Oil prices extended losses in the afternoon, with Brent crude falling back below $100 a barrel after data showed China imported less crude oil last month, while Norway's government ordered an end to an oil workers' strike that had threatened production.
European stock markets, however, rose after euro zone finance ministers agreed to release the first 30 billion euros of bailout funds for Spain's troubled lenders by the end of July.
Separately, Germany's top court began a hearing on whether the euro zone's fund, known as the European Stability Mechanism, and planned changes to the region's budget rules are compatible with German law.
German Finance Minister Wolfgang Schaeuble told the court that any significant delay in approving the measures could fuel financial market turbulence. Spanish and Italian government bond yields eased, while European stocks ended up nearly 1 per cent.
Approval would pave the way for funds to be used more flexibly to ease the European debt crisis. But a delay of more than a few weeks would slow an already protracted process of implementation of the bailout fund, and possibly pressure the euro and equities.
"It's almost like we're drilling for oil - we're going down slowly in the euro," said Matthew Lifson, senior trader and market analyst at Cambridge Mercantile Group in Princeton, New Jersey. "There's no backbone to the euro at the moment.
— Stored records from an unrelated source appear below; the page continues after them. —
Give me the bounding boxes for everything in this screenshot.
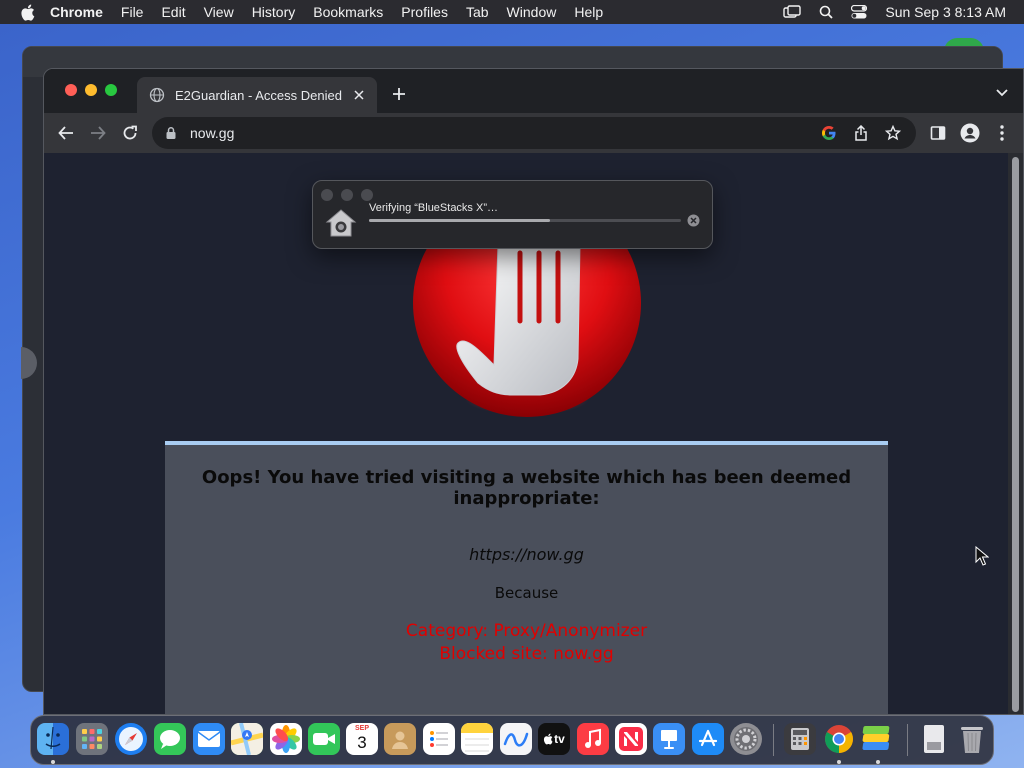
- cancel-verify-icon[interactable]: [687, 214, 700, 227]
- verifying-message: Verifying “BlueStacks X”…: [369, 202, 498, 214]
- window-zoom-button[interactable]: [105, 84, 117, 96]
- verify-progress-bar: [369, 219, 681, 222]
- screen-mirroring-icon[interactable]: [783, 5, 802, 19]
- menu-tab[interactable]: Tab: [466, 4, 489, 20]
- menu-profiles[interactable]: Profiles: [401, 4, 448, 20]
- reminders-icon[interactable]: [423, 723, 455, 755]
- mail-icon[interactable]: [193, 723, 225, 755]
- apple-tv-icon[interactable]: tv: [538, 723, 570, 755]
- blocked-site: Blocked site: now.gg: [439, 644, 614, 664]
- photos-icon[interactable]: [270, 723, 302, 755]
- bluestacks-running-dot: [876, 760, 880, 764]
- maps-icon[interactable]: [231, 723, 263, 755]
- reload-icon[interactable]: [119, 122, 141, 144]
- forward-arrow-icon[interactable]: [87, 122, 109, 144]
- window-minimize-button[interactable]: [85, 84, 97, 96]
- apple-menu-icon[interactable]: [18, 3, 36, 21]
- calendar-month: SEP: [354, 725, 369, 732]
- dialog-zoom-dot[interactable]: [361, 189, 373, 201]
- trash-icon[interactable]: [956, 723, 988, 755]
- menu-file[interactable]: File: [121, 4, 144, 20]
- calculator-icon[interactable]: [784, 723, 816, 755]
- stop-hand-icon: [413, 233, 641, 417]
- dialog-close-dot[interactable]: [321, 189, 333, 201]
- dock-separator: [773, 724, 774, 756]
- keynote-icon[interactable]: [653, 723, 685, 755]
- menu-view[interactable]: View: [204, 4, 234, 20]
- window-close-button[interactable]: [65, 84, 77, 96]
- finder-icon[interactable]: [37, 723, 69, 755]
- share-icon[interactable]: [852, 124, 870, 142]
- notes-icon[interactable]: [461, 723, 493, 755]
- dock-separator: [907, 724, 908, 756]
- block-message-panel: Oops! You have tried visiting a website …: [165, 441, 888, 714]
- menu-bookmarks[interactable]: Bookmarks: [313, 4, 383, 20]
- facetime-icon[interactable]: [308, 723, 340, 755]
- address-bar-url[interactable]: now.gg: [190, 125, 234, 141]
- contacts-icon[interactable]: [384, 723, 416, 755]
- globe-icon: [149, 87, 165, 103]
- freeform-icon[interactable]: [500, 723, 532, 755]
- lock-icon[interactable]: [164, 126, 178, 140]
- finder-running-dot: [51, 760, 55, 764]
- control-center-icon[interactable]: [851, 5, 868, 19]
- dialog-minimize-dot[interactable]: [341, 189, 353, 201]
- menu-help[interactable]: Help: [574, 4, 603, 20]
- music-icon[interactable]: [577, 723, 609, 755]
- news-icon[interactable]: [615, 723, 647, 755]
- side-panel-icon[interactable]: [927, 122, 949, 144]
- block-heading: Oops! You have tried visiting a website …: [201, 467, 852, 509]
- launchpad-icon[interactable]: [76, 723, 108, 755]
- menu-window[interactable]: Window: [507, 4, 557, 20]
- tab-strip: E2Guardian - Access Denied: [44, 69, 1023, 113]
- more-menu-icon[interactable]: [991, 122, 1013, 144]
- browser-toolbar: now.gg: [44, 113, 1023, 153]
- profile-avatar-icon[interactable]: [959, 122, 981, 144]
- menu-clock[interactable]: Sun Sep 3 8:13 AM: [885, 4, 1006, 20]
- tab-title: E2Guardian - Access Denied: [175, 87, 342, 103]
- dock: SEP 3 tv: [30, 715, 994, 765]
- blocked-url: https://now.gg: [469, 545, 584, 564]
- bookmark-star-icon[interactable]: [884, 124, 902, 142]
- system-settings-icon[interactable]: [730, 723, 762, 755]
- menu-app-name[interactable]: Chrome: [50, 4, 103, 20]
- new-tab-plus-icon[interactable]: [388, 83, 410, 105]
- page-scrollbar[interactable]: [1008, 153, 1023, 714]
- close-tab-icon[interactable]: [349, 85, 369, 105]
- safari-icon[interactable]: [115, 723, 147, 755]
- verifying-app-dialog: Verifying “BlueStacks X”…: [312, 180, 713, 249]
- app-store-icon[interactable]: [692, 723, 724, 755]
- chrome-running-dot: [837, 760, 841, 764]
- spotlight-search-icon[interactable]: [819, 5, 833, 19]
- chrome-window: E2Guardian - Access Denied now.gg Oops! …: [43, 68, 1024, 715]
- menu-edit[interactable]: Edit: [161, 4, 185, 20]
- chrome-icon[interactable]: [823, 723, 855, 755]
- verify-progress-fill: [369, 219, 550, 222]
- messages-icon[interactable]: [154, 723, 186, 755]
- scrollbar-thumb[interactable]: [1012, 157, 1019, 712]
- menu-history[interactable]: History: [252, 4, 296, 20]
- tab-access-denied[interactable]: E2Guardian - Access Denied: [137, 77, 377, 113]
- apple-tv-label: tv: [554, 732, 565, 746]
- calendar-icon[interactable]: SEP 3: [346, 723, 378, 755]
- back-arrow-icon[interactable]: [55, 122, 77, 144]
- address-bar[interactable]: now.gg: [152, 117, 916, 149]
- security-house-icon: [325, 209, 357, 237]
- mouse-pointer-icon: [975, 546, 989, 566]
- block-category: Category: Proxy/Anonymizer: [405, 621, 648, 641]
- menu-bar: Chrome File Edit View History Bookmarks …: [0, 0, 1024, 24]
- downloads-stack-icon[interactable]: [918, 723, 950, 755]
- tab-search-chevron-icon[interactable]: [995, 85, 1011, 101]
- bluestacks-icon[interactable]: [861, 723, 893, 755]
- google-lens-icon[interactable]: [820, 124, 838, 142]
- because-label: Because: [494, 584, 559, 602]
- calendar-day: 3: [357, 733, 367, 752]
- background-window-edge-handle: [21, 347, 37, 379]
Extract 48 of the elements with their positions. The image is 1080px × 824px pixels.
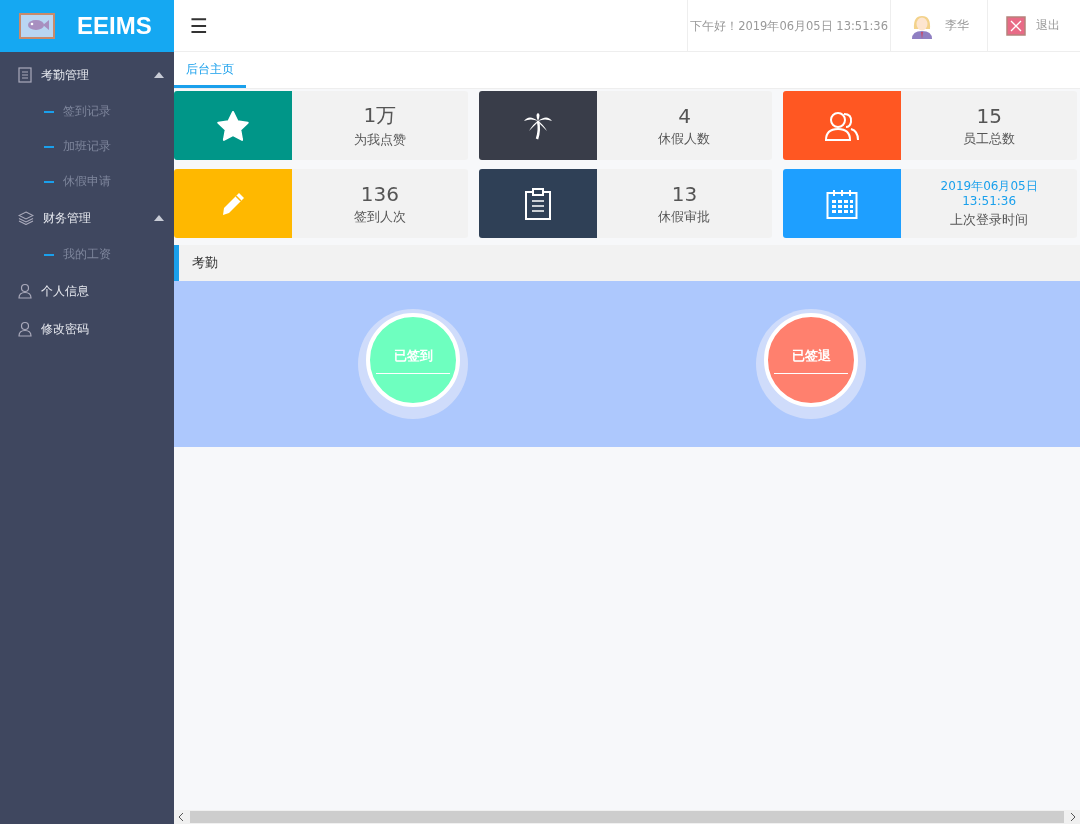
user-icon	[18, 321, 32, 337]
sidebar-item[interactable]: 修改密码	[0, 310, 174, 348]
stat-label: 休假人数	[658, 129, 711, 148]
stat-label: 签到人次	[353, 207, 406, 226]
list-icon	[18, 67, 32, 83]
fish-icon	[19, 13, 55, 39]
sidebar-subitem[interactable]: 签到记录	[0, 94, 174, 129]
tab[interactable]: 后台主页	[174, 52, 246, 88]
dash-icon	[44, 145, 54, 148]
sidebar-subitem[interactable]: 加班记录	[0, 129, 174, 164]
clipboard-icon	[523, 187, 552, 220]
sidebar-subitem[interactable]: 我的工资	[0, 237, 174, 272]
users-icon	[824, 109, 861, 142]
stat-value: 15	[976, 103, 1002, 128]
stat-value: 1万	[363, 102, 397, 129]
greeting-text: 下午好！2019年06月05日 13:51:36	[687, 0, 890, 52]
stat-value: 13	[671, 181, 698, 206]
palm-tree-icon	[522, 111, 553, 140]
dash-icon	[44, 110, 54, 113]
user-icon	[18, 283, 32, 299]
sidebar-subitem[interactable]: 休假申请	[0, 164, 174, 199]
stat-value: 136	[360, 181, 399, 206]
horizontal-scrollbar[interactable]	[174, 810, 1080, 824]
attendance-button[interactable]: 已签退	[764, 313, 858, 407]
stat-datetime: 2019年06月05日	[940, 178, 1038, 194]
sidebar-item[interactable]: 个人信息	[0, 272, 174, 310]
stat-datetime: 13:51:36	[962, 193, 1017, 209]
scroll-right-icon	[1070, 813, 1076, 821]
stat-value: 4	[678, 103, 691, 128]
menu-button[interactable]: ☰	[174, 13, 224, 38]
close-icon	[1006, 15, 1026, 36]
star-icon	[217, 110, 249, 141]
user-menu[interactable]: 李华	[890, 0, 987, 52]
logout-button[interactable]: 退出	[987, 0, 1080, 52]
calendar-icon	[826, 188, 859, 219]
stat-label: 为我点赞	[353, 131, 406, 149]
section-title: 考勤	[192, 254, 218, 272]
stat-label: 上次登录时间	[950, 210, 1029, 229]
layers-icon	[18, 211, 34, 225]
scroll-left-icon	[178, 813, 184, 821]
dash-icon	[44, 180, 54, 183]
sidebar-item[interactable]: 考勤管理	[0, 56, 174, 94]
stat-label: 休假审批	[658, 207, 711, 226]
stat-label: 员工总数	[963, 129, 1016, 148]
pencil-icon	[220, 190, 246, 217]
dash-icon	[44, 253, 54, 256]
sidebar-item[interactable]: 财务管理	[0, 199, 174, 237]
brand-name: EEIMS	[77, 12, 152, 40]
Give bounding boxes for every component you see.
The market is just plodding it lower."
The common currency fell as low as $1.2233, its lowest since July 1, 2010. It last traded at $1.2253, down 0.5 per cent. The euro fell to 97.20 yen and last traded down 0.7 per cent at 97.31, according to Reuters data.
Euro zone ministers decided to grant Spain an extra year, until 2014, to reach its deficit-reduction target. But they made no apparent progress on how the bloc's new rescue fund, the ESM, will be used to help lower Madrid's elevated borrowing costs.
"There are certainly positive things out of Europe in terms of what they're trying to do post-European summit, but they're small steps and I feel that there is no unified plan in place yet," Lifson said.
China, the world's second-largest economy, curtailed imports in June in further evidence that Europe's three-year-long debt crisis is dragging down economic activity around the world.
Annual import growth was 6.3 per cent in June, far short of the 12.7 per cent forecast by economists, and the 12.7 per cent achieved in May.
Brent crude oil fell $2.37 to $97.94 a barrel, while US crude settled at $83.91 a barrel, down $2.08.
The profit warnings from US companies compounded worries the sluggish world economy is taking its toll on earnings, and stocks accelerated declines in the afternoon after trading modestly lower for most of the day.
The Dow Jones industrial average fell 83.17 points, or 0.65 per cent, to 12,653.12. The Standard & Poor's 500 Index dropped 10.99 points, or 0.81 per cent, to 1,341.47. The Nasdaq Composite Index lost 29.44 points, or 1.00 per cent, to 2,902.33.
"It seems like the first signs indicate that earnings are going to be mediocre, and so there's not a whole lot to rely on in terms of propping up the market," said Bryant Evans, investment advisor and portfolio manager at Cozad Asset Management, in Champaign, Illinois.
Advanced Micro Devices tumbled 11.2 per cent to $4.99 after the chipmaker slashed its outlook for second-quarter revenue. Applied Materials Inc lost 2.7 per cent to $10.71 after it said it expects to miss its full-year estimates.
Engine maker Cummins contributed to the market's slide in the afternoon after it cut its full-year sales forecast. Cummins shares ended down 8.9 per cent at $86.91.
European shares rose in choppy light trade. The FTSE Eurofirst 300 index closed up 0.9 per cent at 1,039.12. The MSCI world equity index fell 1.2 per cent.